Lewica domaga się, aby na najbliższym posiedzeniu Sejm zajął się jej projektem zakładającym, że dzień szczepienia przeciw COVID-19 będzie dniem wolnym od pracy. Wciąż szczepi się za mało osób, często terminy wypadają w środku dnia pracy - mówiła we wtorek posłanka Agnieszka Dziemianowicz-Bąk.

W ostatni czwartek Lewica złożyła w Sejmie projekt nowelizacji ustawy o zapobieganiu oraz o zwalczaniu zakażeń i chorób zakaźnych u ludzi, która dodaje artykuł, zgodnie z którym pracownikowi, także zatrudnionemu na podstawie umowy zlecenia, będzie przysługiwać dzień wolny od pracy w dniu wykonania szczepienia przeciwko COVID-19 na podstawie skierowania, jeżeli przedstawi on pracodawcy skierowanie najpóźniej w dniu poprzedzającym dzień wykonania szczepienia.
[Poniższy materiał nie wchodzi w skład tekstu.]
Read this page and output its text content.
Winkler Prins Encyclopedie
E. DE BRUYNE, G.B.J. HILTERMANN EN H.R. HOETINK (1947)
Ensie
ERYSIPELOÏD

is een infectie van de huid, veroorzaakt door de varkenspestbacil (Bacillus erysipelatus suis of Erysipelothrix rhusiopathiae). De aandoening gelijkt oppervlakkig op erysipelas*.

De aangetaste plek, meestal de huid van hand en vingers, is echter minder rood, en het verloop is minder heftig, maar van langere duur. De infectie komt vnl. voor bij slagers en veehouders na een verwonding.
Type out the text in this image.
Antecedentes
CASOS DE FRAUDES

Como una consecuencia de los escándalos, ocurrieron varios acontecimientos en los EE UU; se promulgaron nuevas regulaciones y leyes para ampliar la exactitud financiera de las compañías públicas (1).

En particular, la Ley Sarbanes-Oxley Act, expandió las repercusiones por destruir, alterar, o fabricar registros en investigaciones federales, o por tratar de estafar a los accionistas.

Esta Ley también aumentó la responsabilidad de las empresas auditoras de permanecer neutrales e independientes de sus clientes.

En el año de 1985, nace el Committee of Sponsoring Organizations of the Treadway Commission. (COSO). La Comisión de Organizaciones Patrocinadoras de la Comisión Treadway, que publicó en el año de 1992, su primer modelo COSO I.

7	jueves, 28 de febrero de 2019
Posłanka Agnieszka Dziemianowicz-Bąk mówiła na konferencji prasowej w Sejmie, że wciąż zbyt mało osób udaje się na szczepienia. "Część z tych osób chciałaby się zaszczepić, ale ich terminy wypadają w środku dnia pracy" - zwracała uwagę.

Jak mówiła, nie ma dziś takiej możliwości, żeby legalnie zwolnić się z pracy w dniu szczepienia. "Jeżeli wszyscy apelujemy i zachęcamy Polki i Polaków do szczepienia się, organizujemy kampanie (...) to są to słusze apele, ale one nie wystarczą, trzeba dać Polakom szansę zaszczepić się" - powiedziała Dziemianowicz-Bąk.

Przypomniała, że Lewica złożyła w Sejmie projekt ustawy ws dnia wolnego na szczepienie.

"Dziś domagamy się - i składamy w tej sprawie wniosek do marszałek (Sejmu Elżbiety) Witek - wprowadzenia tego projektu na najbliższe posiedzenie Sejmu. Tak, żebyśmy już od jutra mogli tym projektem się zajmować, nie ma czasu do stracenia" - podkreśliła posłanka Lewicy.

Zdaniem Lewicy, podstawą do wykorzystania dnia wolnego ma być skierowanie z datą szczepienia, które pracownik może wydrukować ze strony e-pacjent lub pobrać bezpośrednio z przychodni.

Najbliższe posiedzenie Sejmu zaplanowane jest na środę, czwartek i piątek.